Schuck, who came down with the ball at the Knights' 21, caught a 7-yard touchdown pass two plays later to seemingly save the day for his team, regaining a 27-24 advantage with 1:04 to play.

"A lot of people probably counted us out with that minute left, but we came right back down and tied it up,'' said Karras, whose father, Ted Sr., played seven years in the NFL while his uncle, the late Alex Karras, had a hall of fame career after winning the Outland Trophy at Iowa.

Wiese completed six of nine passes for 58 yards to get his team to the Morningside 18, easily within range for Josifovski.

Then, after Marian won the overtime toss, Morningside netted seven yards on three running plays and had a fourth-down pass deflected, leaving the Mustangs in quite the precarious position.

Sophomore running back Tevin Lake, NAIA football's third-leading rusher with 1,490 yards coming into the game, netted 16 yards on four straight carries before Karras, facing third-and-five at the 9-yard line, sent out Josifovski to win it.

"Morningside's definitely got a real sound defense all around,'' said Lake, who had 23 carries for 104 yards, finishing his season with 1,594. "At the end, I just tried to make the plays I needed to make.''

Morningside seemed to be in control after senior running back Fred Jones, who carried 22 times for a season-high 118 yards, scored his second touchdown to cap a 78-yard drive to open the second half. That made it 20-10, but kicker David Galloway missed the PAT and that missing point proved costly inasmuch as it would have prevented Josifovski from tying it at the end of regulation.

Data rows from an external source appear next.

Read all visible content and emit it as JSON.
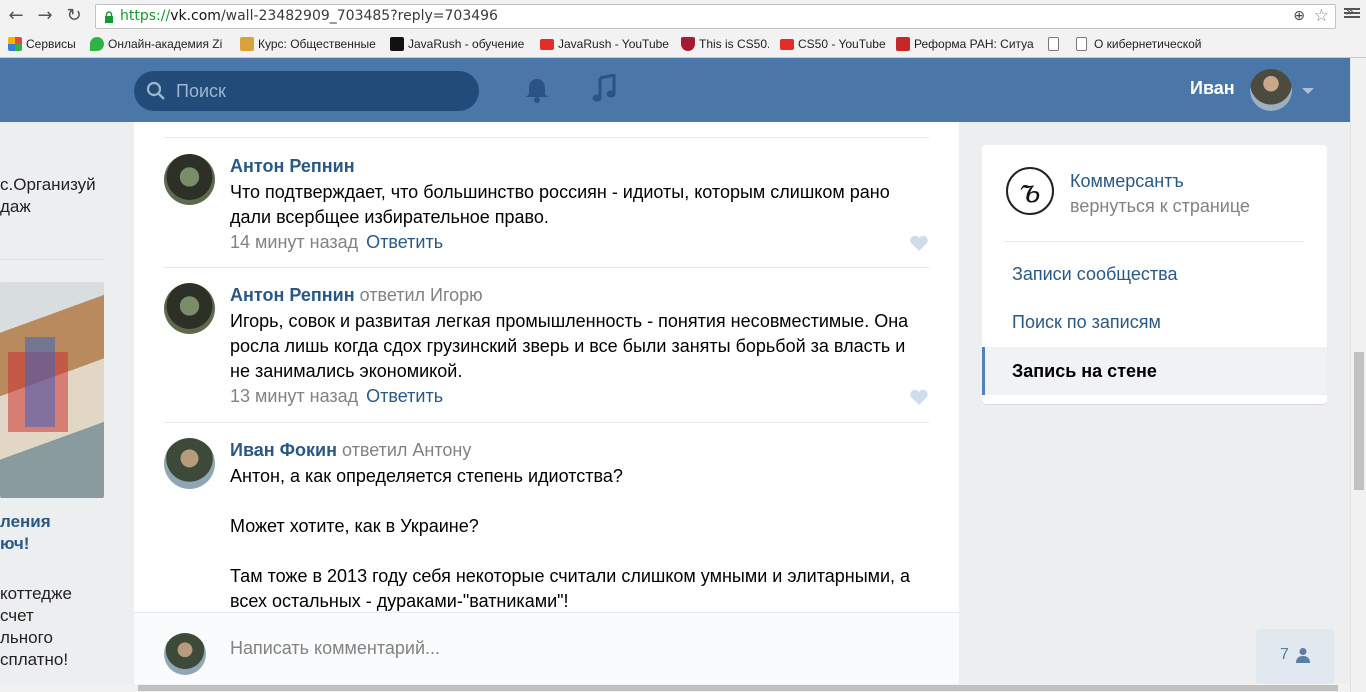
{
  "browser": {
    "url_proto": "https://",
    "url_host": "vk.com",
    "url_path": "/wall-23482909_703485?reply=703496",
    "bookmarks": [
      {
        "label": "Сервисы",
        "icon": "apps-grid-icon",
        "color": "#e04b3a"
      },
      {
        "label": "Онлайн-академия Zi",
        "icon": "map-pin-icon",
        "color": "#2fb344"
      },
      {
        "label": "Курс: Общественные",
        "icon": "course-icon",
        "color": "#d9a23a"
      },
      {
        "label": "JavaRush - обучение",
        "icon": "javarush-icon",
        "color": "#111111"
      },
      {
        "label": "JavaRush - YouTube",
        "icon": "youtube-icon",
        "color": "#e52d27"
      },
      {
        "label": "This is CS50.",
        "icon": "harvard-shield-icon",
        "color": "#a51c30"
      },
      {
        "label": "CS50 - YouTube",
        "icon": "youtube-icon",
        "color": "#e52d27"
      },
      {
        "label": "Реформа РАН: Ситуа",
        "icon": "e-logo-icon",
        "color": "#c62828"
      },
      {
        "label": "",
        "icon": "page-icon",
        "color": "#ffffff"
      },
      {
        "label": "О кибернетической",
        "icon": "page-icon",
        "color": "#ffffff"
      }
    ]
  },
  "header": {
    "search_placeholder": "Поиск",
    "user_name": "Иван"
  },
  "left_column": {
    "line1": "с.Организуй",
    "line2": "даж",
    "ad_title_1": "ления",
    "ad_title_2": "юч!",
    "ad_text_1": "коттедже",
    "ad_text_2": "счет",
    "ad_text_3": "льного",
    "ad_text_4": "сплатно!"
  },
  "comments": [
    {
      "author": "Антон Репнин",
      "replied_to": "",
      "text": "Что подтверждает, что большинство россиян - идиоты, которым слишком рано дали всербщее избирательное право.",
      "time": "14 минут назад",
      "reply_label": "Ответить"
    },
    {
      "author": "Антон Репнин",
      "replied_to": "ответил Игорю",
      "text": "Игорь, совок и развитая легкая промышленность - понятия несовместимые. Она росла лишь когда сдох грузинский зверь и все были заняты борьбой за власть и не занимались экономикой.",
      "time": "13 минут назад",
      "reply_label": "Ответить"
    },
    {
      "author": "Иван Фокин",
      "replied_to": "ответил Антону",
      "text_p1": "Антон, а как определяется степень идиотства?",
      "text_p2": "Может хотите, как в Украине?",
      "text_p3": "Там тоже в 2013 году себя некоторые считали слишком умными и элитарными, а всех остальных - дураками-\"ватниками\"!"
    }
  ],
  "composer": {
    "placeholder": "Написать комментарий..."
  },
  "sidebar": {
    "group_name": "Коммерсантъ",
    "back_label": "вернуться к странице",
    "menu": [
      {
        "label": "Записи сообщества",
        "active": false
      },
      {
        "label": "Поиск по записям",
        "active": false
      },
      {
        "label": "Запись на стене",
        "active": true
      }
    ]
  },
  "online_friends": {
    "count": "7"
  },
  "colors": {
    "vk_blue": "#4a76a8",
    "link": "#2a5885",
    "muted": "#828282"
  }
}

"Turnovers made a difference and the kicking game made a difference,'' said Ryan. "We made some plays near the end to give ourselves a chance to win. I thought we were going to do it. It just didn't happen.''

Morningside got off to a promising start, getting a quick three-and-out on defense and then marching 70 yards in seven plays to take a lead it wouldn't surrender until Nathan Jones' late 61-yard scoring play.

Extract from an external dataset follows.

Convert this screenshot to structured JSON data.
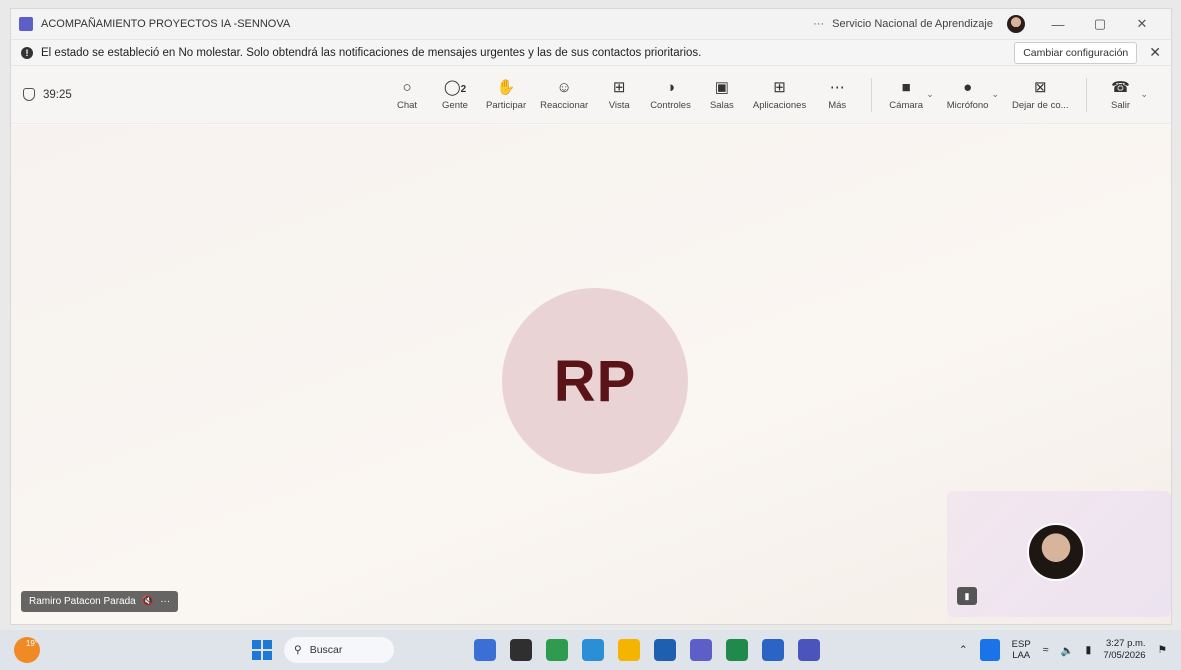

The Great Plains Athletic Conference champs forced another Marian punt and started their second possession with a 13-yard scramble by Nixon. However, on third-and-four from the Mustangs' 39, a heavy rush by Marian sent Nixon retreating far behind the line of scrimmage before an attempt at throwing a pass away was ruled a very costly fumble.

Marian's Billy Baker recovered at the Morningside 7-yard line and Lake promptly made the turnover count with a 7-yard scoring run that knotted the score with 6:19 left in the opening period.

The Knights helped make a go-ahead touchdown considerably easier for the Mustangs just two plays after the kickoff. After Nixon hit Joel McCabe with a short first-down pass, the Indiana team was flagged for a late hit and then an unsportsmanlike conduct penalty, advancing the ball all the way to Marian's 28.

Jones had a big 13-yard gallop to the 7-yard line, but a third-and-goal carry from the 5 saw the ball jarred from Jones' grasp and Morningside was fortunate to get it back at the one. Then, despite a false start penalty, Nixon somehow scrambled for nearly 15 seconds before finding McCabe open in the back of the end zone to give the Mustangs a 14-7 lead.

It was 14-10 at the half after Josifovski hit his first of three field goals in the game, a 36-yarder, with 3:55 left in the second quarter.

Nixon finished up 22-of-39 for 228 yards and McCabe added to his 80 previous receptions on the year with another eight catches for 60 yards.